By Jason Davis – WASHINGTON, DC (Mar 31, 2021) US Soccer Players – Major League Soccer teams got a bit more time to prepare for the 2021 season due to the delay caused by collective bargaining negotiations in January. That extra month might look like a positive after 2020 pushed rosters to the brink. Then again, there’s already been more than enough time to recover and plan.
New England Revolution head coach Bruce Arena spoke about what’s an old MLS problem with a new twist. There’s too much of an offseason. He believes the league will suffer because of the delay to the start of the season.
“There are teams in our league that stopped playing at the end of October and didn’t make the playoffs and now they won’t have an official game until April,” he said. “For professional players, that’s too big a gap. Out athletes have got to be very fit and when they’re away from the game for long periods of time, it takes that much more time to get them right.”
Using Arena’s time frame, getting players “right” could theoretically extend into the early summer. While he was specifically talking about the right clubs that missed the playoffs, the ones that got in may not have lasted much longer. Unfit and unsharp players will change the complexion of the early going in MLS. It will also hurt clubs aiming for Concacaf Champions League success in 2021.
Last year’s run to the Champions League final by LAFC showed that an MLS team could contend for the regional title. It would be silly not to mention that Bob Bradley’s team benefited from the rescheduled Champions League format. The pandemic forced Concacaf to cancel the traditional two-legged tie knockout portion of the tournament. Instead, they crowned a winner after a truncated version played entirely in Orlando.
If one of the participating MLS teams is going to do LAFC one better this time around, they’ll have to do it the usual way. Even as MLS clubs are firing up the engines and working to get back to something approaching full fitness and sharp play, the Champions League arrives just ahead of the start of the MLS campaign.
2020’s MLS Cup winners Columbus lucked into a favorable draw for the first round. Caleb Porter’s side will face Real Esteli of Nicaragua, with the first leg set for April 8 in Managua.
Real Esteli is a power of Nicaraguan soccer and currently sits second in the league table. It’s been a few years since the club made the Champions League. The last time was when the tournament still had a group stage, with Real Esteli not getting out of it. Though the MLS champs are favorites, even Crew head coach Caleb Porter holds no illusions about where his team will be in the process of building into the season.
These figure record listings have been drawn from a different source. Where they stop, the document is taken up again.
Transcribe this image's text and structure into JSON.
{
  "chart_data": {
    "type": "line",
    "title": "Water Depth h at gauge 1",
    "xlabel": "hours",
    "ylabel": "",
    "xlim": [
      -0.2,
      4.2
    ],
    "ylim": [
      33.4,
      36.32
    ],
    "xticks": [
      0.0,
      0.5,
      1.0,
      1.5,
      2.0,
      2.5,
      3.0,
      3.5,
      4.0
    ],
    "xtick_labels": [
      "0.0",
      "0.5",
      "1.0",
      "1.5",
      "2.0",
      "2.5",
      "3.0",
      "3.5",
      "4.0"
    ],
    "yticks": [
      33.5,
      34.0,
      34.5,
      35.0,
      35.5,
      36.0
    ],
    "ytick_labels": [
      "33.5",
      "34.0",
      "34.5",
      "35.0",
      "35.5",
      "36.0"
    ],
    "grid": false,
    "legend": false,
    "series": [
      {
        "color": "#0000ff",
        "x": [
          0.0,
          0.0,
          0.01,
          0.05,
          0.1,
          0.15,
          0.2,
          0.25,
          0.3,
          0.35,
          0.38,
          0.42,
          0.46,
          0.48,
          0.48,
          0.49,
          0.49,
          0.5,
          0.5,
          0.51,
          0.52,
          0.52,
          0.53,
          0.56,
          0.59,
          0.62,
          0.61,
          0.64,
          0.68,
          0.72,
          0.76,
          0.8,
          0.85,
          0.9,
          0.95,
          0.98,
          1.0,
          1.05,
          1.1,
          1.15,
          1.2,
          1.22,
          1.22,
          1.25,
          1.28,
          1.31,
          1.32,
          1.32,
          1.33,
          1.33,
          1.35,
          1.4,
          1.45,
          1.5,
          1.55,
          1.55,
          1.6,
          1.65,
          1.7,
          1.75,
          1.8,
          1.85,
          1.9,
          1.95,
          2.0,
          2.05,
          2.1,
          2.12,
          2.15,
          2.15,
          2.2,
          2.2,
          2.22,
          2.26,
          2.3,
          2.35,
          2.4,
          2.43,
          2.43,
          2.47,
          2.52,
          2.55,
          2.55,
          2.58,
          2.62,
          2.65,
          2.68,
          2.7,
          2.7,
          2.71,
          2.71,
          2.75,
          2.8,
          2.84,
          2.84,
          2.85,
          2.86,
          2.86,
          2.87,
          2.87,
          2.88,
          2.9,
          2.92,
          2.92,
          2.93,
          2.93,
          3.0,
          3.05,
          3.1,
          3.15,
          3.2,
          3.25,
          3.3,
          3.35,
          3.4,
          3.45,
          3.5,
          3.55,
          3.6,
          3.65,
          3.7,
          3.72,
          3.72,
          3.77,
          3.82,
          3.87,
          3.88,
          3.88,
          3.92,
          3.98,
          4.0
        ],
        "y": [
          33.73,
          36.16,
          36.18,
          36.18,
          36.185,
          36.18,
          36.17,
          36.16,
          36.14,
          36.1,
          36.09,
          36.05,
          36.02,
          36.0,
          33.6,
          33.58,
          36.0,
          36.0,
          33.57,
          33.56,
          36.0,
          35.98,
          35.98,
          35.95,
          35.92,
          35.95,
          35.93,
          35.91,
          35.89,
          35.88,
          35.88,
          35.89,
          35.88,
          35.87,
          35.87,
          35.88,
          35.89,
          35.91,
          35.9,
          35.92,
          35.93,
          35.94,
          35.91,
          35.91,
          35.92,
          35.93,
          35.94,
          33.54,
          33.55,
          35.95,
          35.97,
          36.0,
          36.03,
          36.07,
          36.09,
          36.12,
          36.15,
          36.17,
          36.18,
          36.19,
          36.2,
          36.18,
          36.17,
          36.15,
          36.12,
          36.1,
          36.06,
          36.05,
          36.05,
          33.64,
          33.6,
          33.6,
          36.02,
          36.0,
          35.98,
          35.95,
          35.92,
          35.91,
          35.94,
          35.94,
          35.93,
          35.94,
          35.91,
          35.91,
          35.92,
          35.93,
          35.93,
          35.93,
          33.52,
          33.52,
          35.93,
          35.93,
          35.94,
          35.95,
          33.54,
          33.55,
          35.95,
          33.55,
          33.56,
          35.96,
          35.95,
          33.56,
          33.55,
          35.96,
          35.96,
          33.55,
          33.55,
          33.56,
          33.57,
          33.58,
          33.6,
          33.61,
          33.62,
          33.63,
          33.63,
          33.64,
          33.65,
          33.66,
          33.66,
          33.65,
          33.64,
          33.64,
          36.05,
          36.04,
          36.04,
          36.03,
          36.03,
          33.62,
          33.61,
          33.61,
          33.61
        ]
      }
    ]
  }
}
“We’re not where we want to be yet, but we just need time,” Porter said on Monday. “That first game, I hope we’ll have a good performance. Not as good as we want but hopefully good enough to win.”
Columbus will know its fate for the quarterfinals of the Champions League by the time it opens its MLS season on April 18 against Philadelphia. Progressing into the last eight of the tournament likely means a matchup against Mexican power Monterrey, a four-time winner of the competition.
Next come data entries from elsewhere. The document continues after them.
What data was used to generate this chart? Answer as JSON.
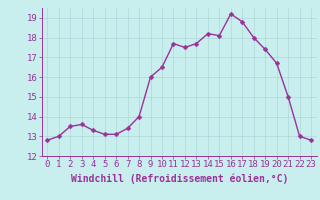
{
  "x": [
    0,
    1,
    2,
    3,
    4,
    5,
    6,
    7,
    8,
    9,
    10,
    11,
    12,
    13,
    14,
    15,
    16,
    17,
    18,
    19,
    20,
    21,
    22,
    23
  ],
  "y": [
    12.8,
    13.0,
    13.5,
    13.6,
    13.3,
    13.1,
    13.1,
    13.4,
    14.0,
    16.0,
    16.5,
    17.7,
    17.5,
    17.7,
    18.2,
    18.1,
    19.2,
    18.8,
    18.0,
    17.4,
    16.7,
    15.0,
    13.0,
    12.8
  ],
  "ylim": [
    12,
    19.5
  ],
  "yticks": [
    12,
    13,
    14,
    15,
    16,
    17,
    18,
    19
  ],
  "xticks": [
    0,
    1,
    2,
    3,
    4,
    5,
    6,
    7,
    8,
    9,
    10,
    11,
    12,
    13,
    14,
    15,
    16,
    17,
    18,
    19,
    20,
    21,
    22,
    23
  ],
  "line_color": "#993399",
  "marker_color": "#993399",
  "bg_color": "#c8eeed",
  "grid_color": "#b0d8d8",
  "xlabel": "Windchill (Refroidissement éolien,°C)",
  "xlabel_color": "#993399",
  "tick_color": "#993399",
  "font_size_label": 7,
  "font_size_tick": 6.5,
  "line_width": 1.0,
  "marker_size": 2.5,
  "spine_color": "#993399"
}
At full strength, Columbus has the weapons to compete. They added Kevin Molino and Bradley Wright-Phillips to a group that includes playmaker Lucas Zelearayan, winger Pedro Santos, and striker Gyasi Zardes. Goals will come for the Crew, with Zardes benefitting from all that service.
Atlanta and Portland start their Champions League campaigns this Tuesday. For Atlanta, the berth in the tournament was given rather than earned. Without a US Open Cup last season, Atlanta took that spot as defending domestic cup champions. There’s an argument that the Champions League carries greater importance for Atlanta as a proof of concept. Their latest revamp needs to show results. The Five Strips face Alajuelense of Costa Rica, a team in excellent form currently atop the standings in Liga FPD.
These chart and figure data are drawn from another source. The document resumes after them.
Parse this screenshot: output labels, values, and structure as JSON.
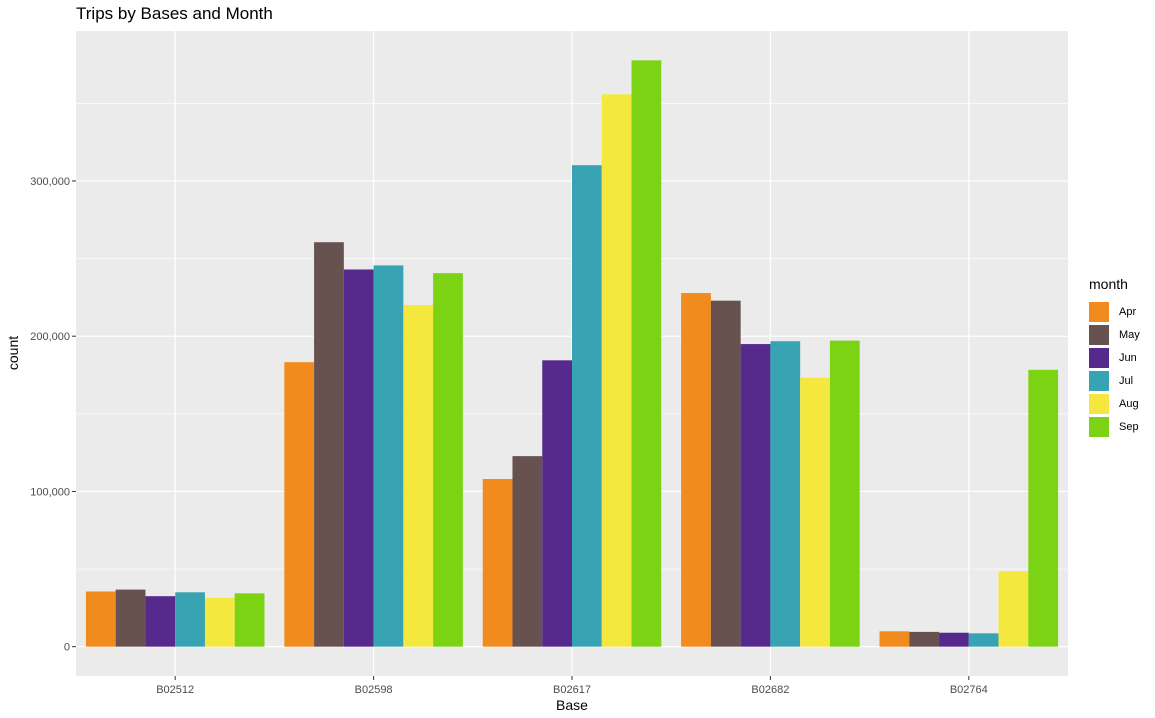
{
  "chart_data": {
    "type": "bar",
    "title": "Trips by Bases and Month",
    "xlabel": "Base",
    "ylabel": "count",
    "categories": [
      "B02512",
      "B02598",
      "B02617",
      "B02682",
      "B02764"
    ],
    "series": [
      {
        "name": "Apr",
        "color": "#F28B1D",
        "values": [
          35536,
          183263,
          108001,
          227808,
          9908
        ]
      },
      {
        "name": "May",
        "color": "#67524F",
        "values": [
          36765,
          260549,
          122734,
          222883,
          9504
        ]
      },
      {
        "name": "Jun",
        "color": "#552A8C",
        "values": [
          32509,
          242975,
          184460,
          194926,
          8974
        ]
      },
      {
        "name": "Jul",
        "color": "#38A3B2",
        "values": [
          35021,
          245597,
          310160,
          196754,
          8589
        ]
      },
      {
        "name": "Aug",
        "color": "#F4E83F",
        "values": [
          31472,
          220129,
          355803,
          173280,
          48591
        ]
      },
      {
        "name": "Sep",
        "color": "#7BD314",
        "values": [
          34370,
          240600,
          377695,
          197138,
          178333
        ]
      }
    ],
    "yticks": [
      0,
      100000,
      200000,
      300000
    ],
    "ytick_labels": [
      "0",
      "100,000",
      "200,000",
      "300,000"
    ],
    "ylim": [
      -18900,
      396600
    ],
    "legend": {
      "title": "month",
      "position": "right"
    },
    "grid": true
  }
}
Portland’s challenge is easier, at least on paper. The Timbers face off against Marathon of Honduras, with the first leg in San Pedro Sula. Marathon sits last in group A on six points through nine matches in the Honduran league’s group format.
Then there’s Toronto FC. Adjusting to a new head coach and unable to play at home due to pandemic travel protocols, they also got the toughest draw of any MLS team. Toronto opens against Liga MX champions Club Leon. Though they’re currently 9thth in the Clausura standings, they’re still the favorite. Toronto’s trip to Leon for the first leg on Wednesday will go a long way towards determining its Champions League fate.
MLS will also have a Champions League debutant in the field in 2021 in the Philadelphia Union. Early reports on the Union’s preseason are good, perhaps setting the stage for a successful first matchup in the CCL when the Supporters’ Shield holders take on Saprissa of Costa Rica. That doesn’t make them favorites.
Saprissa is in midseason form in the Costa Rican league, while the Union faces the same problem as the rest of the MLS entrants. Good preseason results, or not, Philadelphia must overcome the poor timing of the tournament, a four-month-plus layoff, and the turnover of a roster that no longer has Brenden Aaronson or Mark McKenzie.
MLS in the Concacaf Champions League is always complicated. 2021 might be the most complicated yet.